Once MLC Investment Management has identified a manager that

they believe has a sustainable competitive edge (which can be the

culmination of several years of MLC researching a manager), they

work carefully with that manager to ensure the MLC portfolio is a

pure reflection of that manager’s best ideas.

It is often difficult to convince a manager to run high conviction

portfolios as this can either take the manager outside their comfort

zone (ie they personally feel uncomfortable running higher conviction

portfolios) or their business model is such that they do not wish to

run multiple strategies.

MLC convinces managers to run high conviction portfolios on behalf

of our investors by:

• Having sufficient scale to make it commercially viable for the

manager to offer a unique individually managed portfolio to MLC.

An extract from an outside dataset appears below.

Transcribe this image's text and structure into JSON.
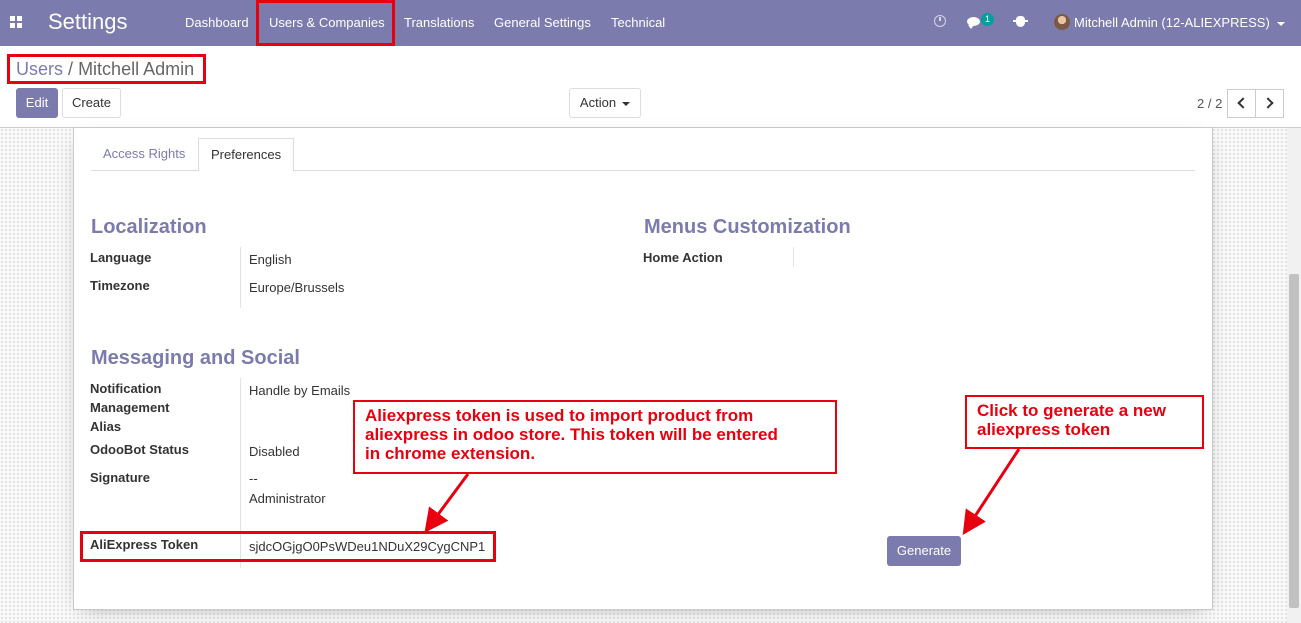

With in excess of $45 billion dollars in funds under advice, the

allocation to each of our incumbent managers is substantial

(typically in excess of A$1 billion) and therefore can justify the

additional attention required to manage such portfolios. High

quality international managers will generally not accept individual

mandates for less than US$50 million which is beyond the

means of most Australian investors.

• Entering into sophisticated discussions with the manager in

which we demonstrate that their high-conviction portfolio will not

significantly increase the riskiness for investors due to the overall

MLC multi-manager portfolio.

• Demonstrating that we truly understand what we are buying,

how this may behave throughout a full market cycle, and as such

prove that past performance does not drive our manager hire/fire

decisions. In doing so, we can point to many such example over

our history of managing managers in this way since 1986.

Platinum and Maple-Brown Abbott are two such examples having

experienced an extended period of soft performance during the

mid to late 1990’s then subsequently rebounding strongly.

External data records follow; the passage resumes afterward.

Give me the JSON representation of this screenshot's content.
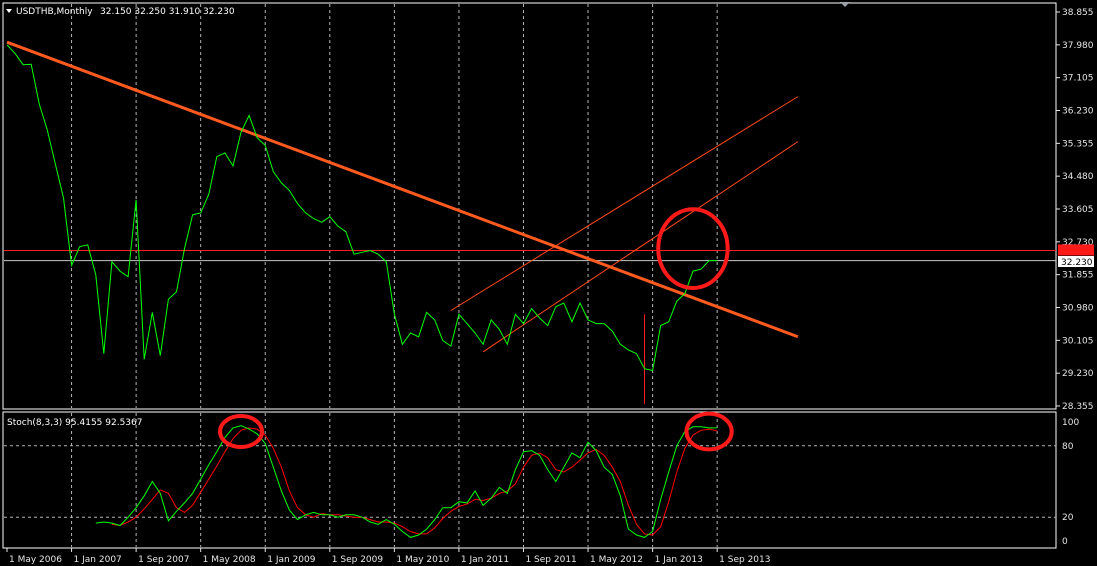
{
  "header": {
    "symbol": "USDTHB,Monthly",
    "ohlc": "32.150 32.250 31.910 32.230"
  },
  "stoch_header": "Stoch(8,3,3) 95.4155 92.5367",
  "colors": {
    "background": "#000000",
    "price_line": "#00ff00",
    "trend_line_main": "#ff5a1f",
    "trend_line_thin": "#ff4a1a",
    "horizontal_level": "#ff2020",
    "circle": "#ff1a1a",
    "stoch_main": "#00ff00",
    "stoch_signal": "#ff0000",
    "grid": "#b4b4b4",
    "axis_text": "#e6e6e6",
    "price_label_bg": "#ff1a1a"
  },
  "current_price_label": "32.230",
  "chart_data": [
    {
      "type": "line",
      "name": "price",
      "title": "USDTHB,Monthly",
      "ylim": [
        28.355,
        38.855
      ],
      "y_ticks": [
        "38.855",
        "37.980",
        "37.105",
        "36.230",
        "35.355",
        "34.480",
        "33.605",
        "32.730",
        "31.855",
        "30.980",
        "30.105",
        "29.230",
        "28.355"
      ],
      "x_ticks": [
        "1 May 2006",
        "1 Jan 2007",
        "1 Sep 2007",
        "1 May 2008",
        "1 Jan 2009",
        "1 Sep 2009",
        "1 May 2010",
        "1 Jan 2011",
        "1 Sep 2011",
        "1 May 2012",
        "1 Jan 2013",
        "1 Sep 2013"
      ],
      "x_start": "2006-05",
      "x": [
        "2006-05",
        "2006-06",
        "2006-07",
        "2006-08",
        "2006-09",
        "2006-10",
        "2006-11",
        "2006-12",
        "2007-01",
        "2007-02",
        "2007-03",
        "2007-04",
        "2007-05",
        "2007-06",
        "2007-07",
        "2007-08",
        "2007-09",
        "2007-10",
        "2007-11",
        "2007-12",
        "2008-01",
        "2008-02",
        "2008-03",
        "2008-04",
        "2008-05",
        "2008-06",
        "2008-07",
        "2008-08",
        "2008-09",
        "2008-10",
        "2008-11",
        "2008-12",
        "2009-01",
        "2009-02",
        "2009-03",
        "2009-04",
        "2009-05",
        "2009-06",
        "2009-07",
        "2009-08",
        "2009-09",
        "2009-10",
        "2009-11",
        "2009-12",
        "2010-01",
        "2010-02",
        "2010-03",
        "2010-04",
        "2010-05",
        "2010-06",
        "2010-07",
        "2010-08",
        "2010-09",
        "2010-10",
        "2010-11",
        "2010-12",
        "2011-01",
        "2011-02",
        "2011-03",
        "2011-04",
        "2011-05",
        "2011-06",
        "2011-07",
        "2011-08",
        "2011-09",
        "2011-10",
        "2011-11",
        "2011-12",
        "2012-01",
        "2012-02",
        "2012-03",
        "2012-04",
        "2012-05",
        "2012-06",
        "2012-07",
        "2012-08",
        "2012-09",
        "2012-10",
        "2012-11",
        "2012-12",
        "2013-01",
        "2013-02",
        "2013-03",
        "2013-04",
        "2013-05",
        "2013-06",
        "2013-07",
        "2013-08",
        "2013-09"
      ],
      "values": [
        37.98,
        37.75,
        37.45,
        37.46,
        36.4,
        35.7,
        34.8,
        33.9,
        32.1,
        32.6,
        32.65,
        31.85,
        29.75,
        32.2,
        31.95,
        31.8,
        33.85,
        29.6,
        30.85,
        29.7,
        31.2,
        31.4,
        32.55,
        33.45,
        33.5,
        34.0,
        35.0,
        35.1,
        34.75,
        35.65,
        36.1,
        35.5,
        35.3,
        34.6,
        34.3,
        34.1,
        33.75,
        33.5,
        33.35,
        33.25,
        33.4,
        33.15,
        33.0,
        32.4,
        32.45,
        32.5,
        32.4,
        32.2,
        30.8,
        30.0,
        30.3,
        30.2,
        30.85,
        30.65,
        30.1,
        29.95,
        30.8,
        30.55,
        30.3,
        30.0,
        30.65,
        30.4,
        30.0,
        30.8,
        30.55,
        30.95,
        30.7,
        30.5,
        31.0,
        31.1,
        30.6,
        31.1,
        30.65,
        30.55,
        30.55,
        30.35,
        30.0,
        29.85,
        29.75,
        29.35,
        29.3,
        30.5,
        30.6,
        31.15,
        31.35,
        31.95,
        32.0,
        32.23,
        32.23
      ]
    },
    {
      "type": "line",
      "name": "stochastic",
      "title": "Stoch(8,3,3) 95.4155 92.5367",
      "ylim": [
        0,
        100
      ],
      "y_ticks": [
        "100",
        "80",
        "20",
        "0"
      ],
      "levels": [
        80,
        20
      ],
      "x": [
        "2006-05",
        "2006-06",
        "2006-07",
        "2006-08",
        "2006-09",
        "2006-10",
        "2006-11",
        "2006-12",
        "2007-01",
        "2007-02",
        "2007-03",
        "2007-04",
        "2007-05",
        "2007-06",
        "2007-07",
        "2007-08",
        "2007-09",
        "2007-10",
        "2007-11",
        "2007-12",
        "2008-01",
        "2008-02",
        "2008-03",
        "2008-04",
        "2008-05",
        "2008-06",
        "2008-07",
        "2008-08",
        "2008-09",
        "2008-10",
        "2008-11",
        "2008-12",
        "2009-01",
        "2009-02",
        "2009-03",
        "2009-04",
        "2009-05",
        "2009-06",
        "2009-07",
        "2009-08",
        "2009-09",
        "2009-10",
        "2009-11",
        "2009-12",
        "2010-01",
        "2010-02",
        "2010-03",
        "2010-04",
        "2010-05",
        "2010-06",
        "2010-07",
        "2010-08",
        "2010-09",
        "2010-10",
        "2010-11",
        "2010-12",
        "2011-01",
        "2011-02",
        "2011-03",
        "2011-04",
        "2011-05",
        "2011-06",
        "2011-07",
        "2011-08",
        "2011-09",
        "2011-10",
        "2011-11",
        "2011-12",
        "2012-01",
        "2012-02",
        "2012-03",
        "2012-04",
        "2012-05",
        "2012-06",
        "2012-07",
        "2012-08",
        "2012-09",
        "2012-10",
        "2012-11",
        "2012-12",
        "2013-01",
        "2013-02",
        "2013-03",
        "2013-04",
        "2013-05",
        "2013-06",
        "2013-07",
        "2013-08",
        "2013-09"
      ],
      "main": [
        null,
        null,
        null,
        null,
        null,
        null,
        null,
        null,
        null,
        null,
        null,
        15,
        16,
        15,
        13,
        20,
        28,
        38,
        50,
        40,
        17,
        25,
        32,
        40,
        52,
        64,
        75,
        87,
        95,
        97,
        94,
        90,
        82,
        62,
        42,
        26,
        18,
        22,
        24,
        22,
        22,
        20,
        22,
        22,
        20,
        16,
        14,
        18,
        14,
        8,
        3,
        5,
        10,
        18,
        28,
        28,
        33,
        32,
        42,
        30,
        36,
        45,
        40,
        60,
        75,
        76,
        72,
        60,
        50,
        62,
        74,
        70,
        83,
        76,
        62,
        56,
        38,
        10,
        5,
        3,
        8,
        35,
        58,
        80,
        92,
        96,
        96,
        95,
        95
      ],
      "signal": [
        null,
        null,
        null,
        null,
        null,
        null,
        null,
        null,
        null,
        null,
        null,
        null,
        null,
        14,
        13,
        16,
        20,
        27,
        35,
        43,
        40,
        28,
        24,
        30,
        41,
        52,
        63,
        75,
        86,
        93,
        95,
        94,
        89,
        78,
        62,
        42,
        28,
        22,
        20,
        23,
        22,
        22,
        21,
        20,
        20,
        18,
        16,
        16,
        15,
        12,
        8,
        6,
        6,
        11,
        19,
        25,
        29,
        31,
        35,
        34,
        36,
        40,
        42,
        48,
        62,
        72,
        74,
        70,
        60,
        58,
        62,
        68,
        74,
        77,
        72,
        62,
        50,
        30,
        14,
        6,
        5,
        12,
        33,
        58,
        78,
        89,
        93,
        94,
        92.5
      ]
    }
  ],
  "annotations": {
    "main_trend_line": {
      "from": {
        "x": "2006-05",
        "y": 38.05
      },
      "to": {
        "x": "2014-07",
        "y": 30.2
      }
    },
    "channel_upper": {
      "from": {
        "x": "2010-12",
        "y": 30.9
      },
      "to": {
        "x": "2014-07",
        "y": 36.6
      }
    },
    "channel_lower": {
      "from": {
        "x": "2011-04",
        "y": 29.8
      },
      "to": {
        "x": "2014-07",
        "y": 35.4
      }
    },
    "horizontal_levels": [
      32.5,
      32.23
    ],
    "vertical_marker": {
      "x": "2012-12",
      "from": 28.4,
      "to": 30.8
    },
    "circles": [
      {
        "panel": "price",
        "x": "2013-06",
        "y": 32.55,
        "rx_months": 4.3,
        "ry_value": 1.05
      },
      {
        "panel": "stochastic",
        "x": "2008-10",
        "y": 92,
        "rx_months": 2.6,
        "ry_value": 13
      },
      {
        "panel": "stochastic",
        "x": "2013-08",
        "y": 92,
        "rx_months": 2.8,
        "ry_value": 15
      }
    ]
  }
}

• Suggesting that new investment managers we employ confirm

our credentials by speaking to our other managers.

This article has discussed MLC’s use of high conviction portfolios.

We learned how MLC works with our investment managers to

ensure that these mandates are designed to ensure that each

investment manager has the scope to fully express their views and

insights, and as such get the most from their competitive edge.

MLC is able to use these discrete high conviction investment

mandates through:

• sufficient scale to justify the additional attention required of the

manager to run such mandates,

• a close relationship with our managers and a deep

understanding of their skill and faith in their ability,

• experience gained in multi-manager portfolio construction

since 1986, and a long-term and forward looking focus.

The resulting consolidated MLC portfolios are unique and contain

the best ideas of a number of different investment specialists which

improves the long term wealth creating potential for MLC investors.